Uma piada que desafiou a ditadura
'Banquete dos Mendigos', o show que reivindicou liberdade e direitos humanos nos anos de chumbo, completa 50 anos
Uma piada que virou um ato político. É assim que Jards Macalé define o espetáculo "Banquete dos Mendigos", que acaba de completar 50 anos.
O show foi divulgado informalmente por crianças de rua, aconteceu em um Museu de Arte Moderna (MAM) cercado por militares, no auge da ditadura militar, e reuniu vários dos maiores nomes da música brasileira, com interpretações históricas e inéditas, registradas em uma gravação clandestina. "Mas submergiu no meio de tanta loucura, de tanta confusão", diz Macalé à reportagem.
Era o fim da década de 1960, começo da de 1970, quanto tornaram-se comuns atos artísticos para beneficiar determinada causa, pessoa ou instituição.
Época também em que Macalé vivia uma "penumbra danada" financeiramente, brigando com gravadoras, enfrentando problemas de direitos autorais e com discos pendurados, sem lançar.
"Achei que deveria fazer um show em meu benefício, em autobenefício.
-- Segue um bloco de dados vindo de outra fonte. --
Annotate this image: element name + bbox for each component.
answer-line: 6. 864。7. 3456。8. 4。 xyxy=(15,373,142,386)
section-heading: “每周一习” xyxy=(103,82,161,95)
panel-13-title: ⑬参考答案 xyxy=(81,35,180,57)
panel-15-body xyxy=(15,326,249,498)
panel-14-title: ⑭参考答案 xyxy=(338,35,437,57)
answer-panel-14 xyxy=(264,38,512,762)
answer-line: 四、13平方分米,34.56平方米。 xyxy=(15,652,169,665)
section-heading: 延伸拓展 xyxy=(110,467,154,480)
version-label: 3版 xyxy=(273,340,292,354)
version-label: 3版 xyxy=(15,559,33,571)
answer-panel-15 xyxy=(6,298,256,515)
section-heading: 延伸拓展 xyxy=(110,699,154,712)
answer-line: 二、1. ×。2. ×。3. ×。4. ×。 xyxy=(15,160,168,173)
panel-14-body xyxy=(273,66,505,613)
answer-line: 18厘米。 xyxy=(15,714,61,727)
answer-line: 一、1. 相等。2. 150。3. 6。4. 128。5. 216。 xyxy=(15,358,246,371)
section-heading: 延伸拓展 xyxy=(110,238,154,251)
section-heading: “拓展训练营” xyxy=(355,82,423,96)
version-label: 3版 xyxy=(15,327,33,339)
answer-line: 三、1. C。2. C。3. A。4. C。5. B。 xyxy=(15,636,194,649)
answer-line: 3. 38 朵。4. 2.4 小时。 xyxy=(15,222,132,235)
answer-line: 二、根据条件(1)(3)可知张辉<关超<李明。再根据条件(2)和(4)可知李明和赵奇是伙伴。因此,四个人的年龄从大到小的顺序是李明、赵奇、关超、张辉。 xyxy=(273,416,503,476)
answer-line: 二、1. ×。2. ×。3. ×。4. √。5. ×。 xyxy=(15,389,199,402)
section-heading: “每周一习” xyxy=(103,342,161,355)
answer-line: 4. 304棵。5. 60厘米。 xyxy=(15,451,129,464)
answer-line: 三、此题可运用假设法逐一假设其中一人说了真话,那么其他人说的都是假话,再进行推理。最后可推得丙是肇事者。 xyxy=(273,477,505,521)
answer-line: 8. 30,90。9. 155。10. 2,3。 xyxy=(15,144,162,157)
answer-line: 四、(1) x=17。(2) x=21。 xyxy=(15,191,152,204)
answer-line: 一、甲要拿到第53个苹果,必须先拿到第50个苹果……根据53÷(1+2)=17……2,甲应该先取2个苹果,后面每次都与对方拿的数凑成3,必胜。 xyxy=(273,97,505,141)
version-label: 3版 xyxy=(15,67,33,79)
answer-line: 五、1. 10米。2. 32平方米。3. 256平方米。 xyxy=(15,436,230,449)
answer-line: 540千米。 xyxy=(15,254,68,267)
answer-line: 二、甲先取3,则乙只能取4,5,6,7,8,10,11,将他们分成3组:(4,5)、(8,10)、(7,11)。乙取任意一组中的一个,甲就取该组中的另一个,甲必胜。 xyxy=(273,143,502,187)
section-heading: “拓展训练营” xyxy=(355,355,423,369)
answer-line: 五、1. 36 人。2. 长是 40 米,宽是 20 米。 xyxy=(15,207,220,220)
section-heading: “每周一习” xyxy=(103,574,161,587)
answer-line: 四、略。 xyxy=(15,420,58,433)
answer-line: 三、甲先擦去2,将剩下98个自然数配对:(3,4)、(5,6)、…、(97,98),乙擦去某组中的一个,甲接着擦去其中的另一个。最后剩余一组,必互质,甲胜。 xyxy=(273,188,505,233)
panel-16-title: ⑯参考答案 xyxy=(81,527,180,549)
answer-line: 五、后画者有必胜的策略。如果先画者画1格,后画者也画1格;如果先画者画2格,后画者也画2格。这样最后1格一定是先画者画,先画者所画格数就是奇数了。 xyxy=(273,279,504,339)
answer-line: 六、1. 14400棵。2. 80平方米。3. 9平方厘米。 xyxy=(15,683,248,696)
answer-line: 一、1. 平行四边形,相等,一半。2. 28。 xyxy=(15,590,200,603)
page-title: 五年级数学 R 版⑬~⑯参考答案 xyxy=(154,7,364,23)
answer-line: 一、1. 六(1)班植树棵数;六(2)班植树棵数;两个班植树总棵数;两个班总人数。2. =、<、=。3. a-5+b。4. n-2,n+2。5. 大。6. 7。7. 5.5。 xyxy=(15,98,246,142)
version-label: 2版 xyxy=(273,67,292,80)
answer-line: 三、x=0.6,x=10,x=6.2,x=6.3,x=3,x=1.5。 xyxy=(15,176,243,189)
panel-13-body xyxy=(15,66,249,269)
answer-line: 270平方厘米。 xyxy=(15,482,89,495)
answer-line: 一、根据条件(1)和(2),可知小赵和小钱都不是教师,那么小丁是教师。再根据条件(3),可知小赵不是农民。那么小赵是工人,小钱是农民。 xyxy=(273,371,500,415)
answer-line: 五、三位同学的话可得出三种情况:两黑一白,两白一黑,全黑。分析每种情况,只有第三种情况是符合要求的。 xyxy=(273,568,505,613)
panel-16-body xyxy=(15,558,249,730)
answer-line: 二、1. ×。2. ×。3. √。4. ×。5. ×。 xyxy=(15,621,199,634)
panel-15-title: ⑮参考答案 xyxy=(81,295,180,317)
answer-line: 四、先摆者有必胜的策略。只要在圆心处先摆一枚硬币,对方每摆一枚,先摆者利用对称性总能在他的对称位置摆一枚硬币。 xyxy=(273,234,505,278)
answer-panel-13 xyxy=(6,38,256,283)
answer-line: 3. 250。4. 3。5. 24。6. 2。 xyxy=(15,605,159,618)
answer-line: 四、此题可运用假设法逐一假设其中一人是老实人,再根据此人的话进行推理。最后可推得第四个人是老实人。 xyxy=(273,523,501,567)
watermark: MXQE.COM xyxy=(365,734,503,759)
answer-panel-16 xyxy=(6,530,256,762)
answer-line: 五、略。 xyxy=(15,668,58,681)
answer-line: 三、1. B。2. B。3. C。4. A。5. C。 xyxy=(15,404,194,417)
Era uma piada, naturalmente, mas todo mundo topou", conta.
À procura de um palco, conversou com o então diretor da Cinemateca do MAM carioca, Cosme Alves Neto. Surgiu a ideia de vincular a brincadeira à política, em um evento de aniversário da Declaração de Direitos Humanos da ONU, intercalando músicas e a leitura de artigos da carta pelo poeta Ivan Junqueira.
Batizou de "Banquete dos Mendigos" e a divulgação, para driblar a censura, foi informal. "Fizemos panfletos com data, hora e local, e botamos na mão de meninos de rua, que saíram distribuindo pelo Rio", diz o cantor.
Xeque-mate na ditadura, que não arriscaria impedir um evento chancelado pela ONU.
Aconteceu no segundo andar do museu, segundo seu idealizador, sob cerco de militares do lado de fora e infiltrados por dentro. Três mil pessoas e uma "patota doida" no palco.
Além do próprio, também Chico Buarque, Gal Costa, Paulinho da Viola, Milton Nascimento, Toninho Horta, Dominguinhos, Edu Lobo, Danilo Caymmi, Luiz Melodia, Jorge Mautner, MPB4, Nelson Jacobina, Raul Seixas, Johnny Alf e um então cantor anunciado como Luiz Gonzaga Júnior, o Gonzaguinha.